Al amanecer, la lombriz metálica horada las tripas de la tierra y traga a miles de personas a su paso. Se detiene en cada estación y las regurgita mecánicamente. Luis, sentado en su vientre, dormita el tiempo que dura el trayecto desde el extrarradio hasta la empresa en la que trabaja al norte de Madrid. El traqueteo del gusano articulado le lleva a pensar en su pueblo. Hace diecisiete años, dos meses y cuatro días que lo dejó. Lo recuerda como una condena, una cadena perpetua. No habrá lugar con más ingenieros, arquitectos y licenciados que su pueblo. Nadie los preparó para cuidar la tierra y el ganado. Por eso, se decidieron a buscar trabajo en la granja de hormigón. Y recorren, en cuanto un sol incoloro descabeza, los kilómetros que les separan de sus casas, cubículos en vertical a los que apenas llega la luz.

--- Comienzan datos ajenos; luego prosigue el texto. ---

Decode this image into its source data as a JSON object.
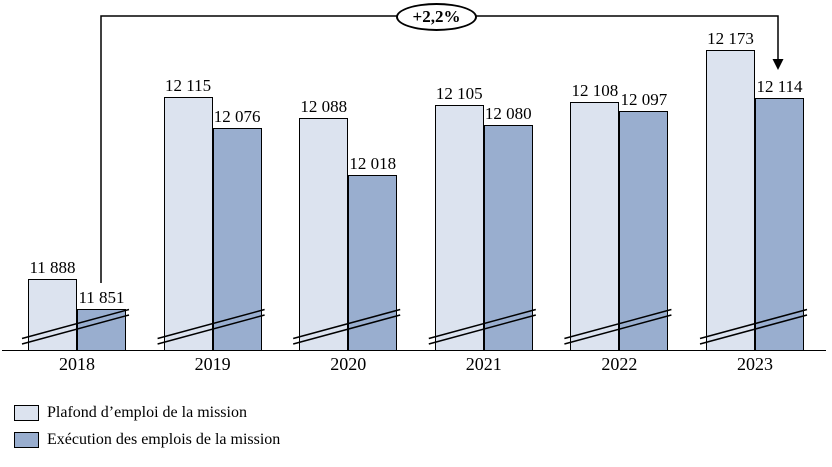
{
  "chart_data": {
    "type": "bar",
    "title": "",
    "categories": [
      "2018",
      "2019",
      "2020",
      "2021",
      "2022",
      "2023"
    ],
    "series": [
      {
        "name": "Plafond d’emploi de la mission",
        "color": "#dce3ef",
        "border_color": "#000000",
        "values": [
          11888,
          12115,
          12088,
          12105,
          12108,
          12173
        ]
      },
      {
        "name": "Exécution des emplois de la mission",
        "color": "#99aecf",
        "border_color": "#000000",
        "values": [
          11851,
          12076,
          12018,
          12080,
          12097,
          12114
        ]
      }
    ],
    "value_labels": {
      "shown": true,
      "thousands_separator": "space"
    },
    "annotation": {
      "text": "+2,2%",
      "from": {
        "category": "2018",
        "series": "Exécution des emplois de la mission"
      },
      "to": {
        "category": "2023",
        "series": "Exécution des emplois de la mission"
      }
    },
    "axis": {
      "broken_axis": true,
      "baseline_value": 11800,
      "ylim": [
        11800,
        12200
      ],
      "grid": false,
      "y_axis_shown": false
    },
    "legend_position": "bottom-left"
  }
}
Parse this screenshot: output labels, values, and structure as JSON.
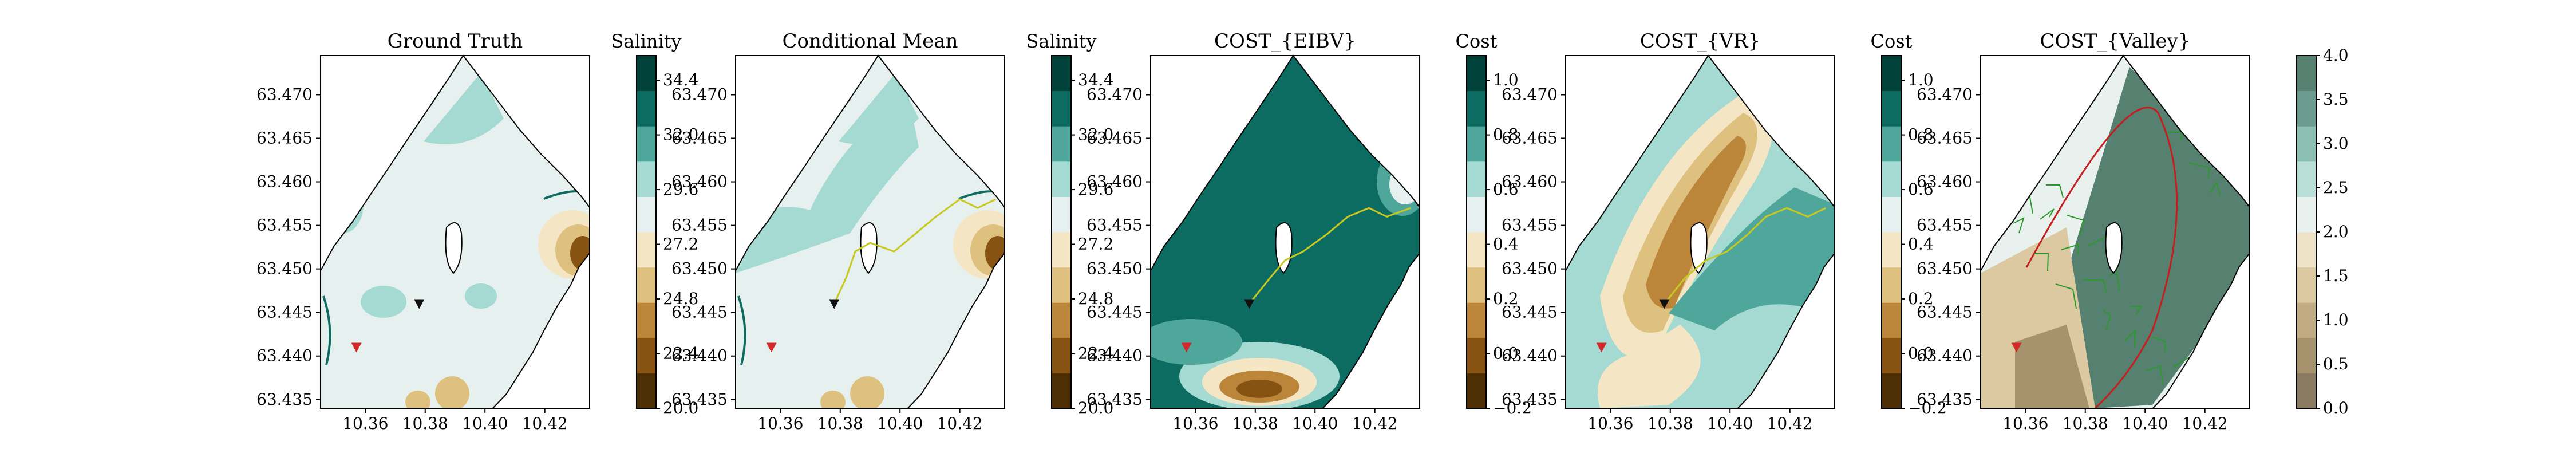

Atrás dejó a sus padres que, cuando vienen a verle, regresan despavoridos a una casa sin calefacción central, ni doble acristalamiento ni wifi. Luis trata de convencerlos para que se queden con él. A la angustia del estrés del trabajo, de las prisas por llegar a cualquier sitio, se le suma la de pensar que a sus padres les pueda pasar algo estando solos, que puedan enfermar y no reciban la simple visita de un médico, porque hace ya varios años que la administración decidió que, para cincuenta vecinos, la salud era lo de menos. El consultorio más cercano está a quince kilómetros y no es plan de presentarse allí en tractor, el único medio de que disponen sus padres. Se desespera cuando les llama por teléfono y el “dichoso aparato”, como lo llama su madre, no está operativo, porque las comunicaciones no son en el pueblo como en la ciudad. Si su padre atiende la llamada a la primera, lo puede imaginar en el monte, sacando a las cabras, el sitio donde se asegura la cobertura.

Ellos le piden que se tranquilice, que, si han de morir, morirán tranquilos. Pero que no pueden abandonar las cuatro casas que quedan, que se caerían a los dos días unas sobre otras; que quién labraría las tierras y daría de comer al ganado, quién limpiaría las sepulturas de los abuelos, y que, sin ver amanecer, como hacen al levantarse, no sabrían en qué día viven. No, hijo, no te preocupes por nosotros.

Y Luis, con el vaivén del gusano voraz, se siente como acunado entre los brazos de su madre. Y decide que de este fin de semana no pasará. Irá al pueblo, que ya hace tiempo que lo necesita. Y recorrerá las solitarias callejuelas, olerá la hierba húmeda de los caminos junto al arroyo, y hurtará alguna granada, que para eso es otoño. Si la ciudad no lo engulle primero, visitará a sus padres, aunque sea una cita fugaz, antes de que el lunes, de nuevo, la lombriz se lo zampe en las oscuras entrañas de la tierra.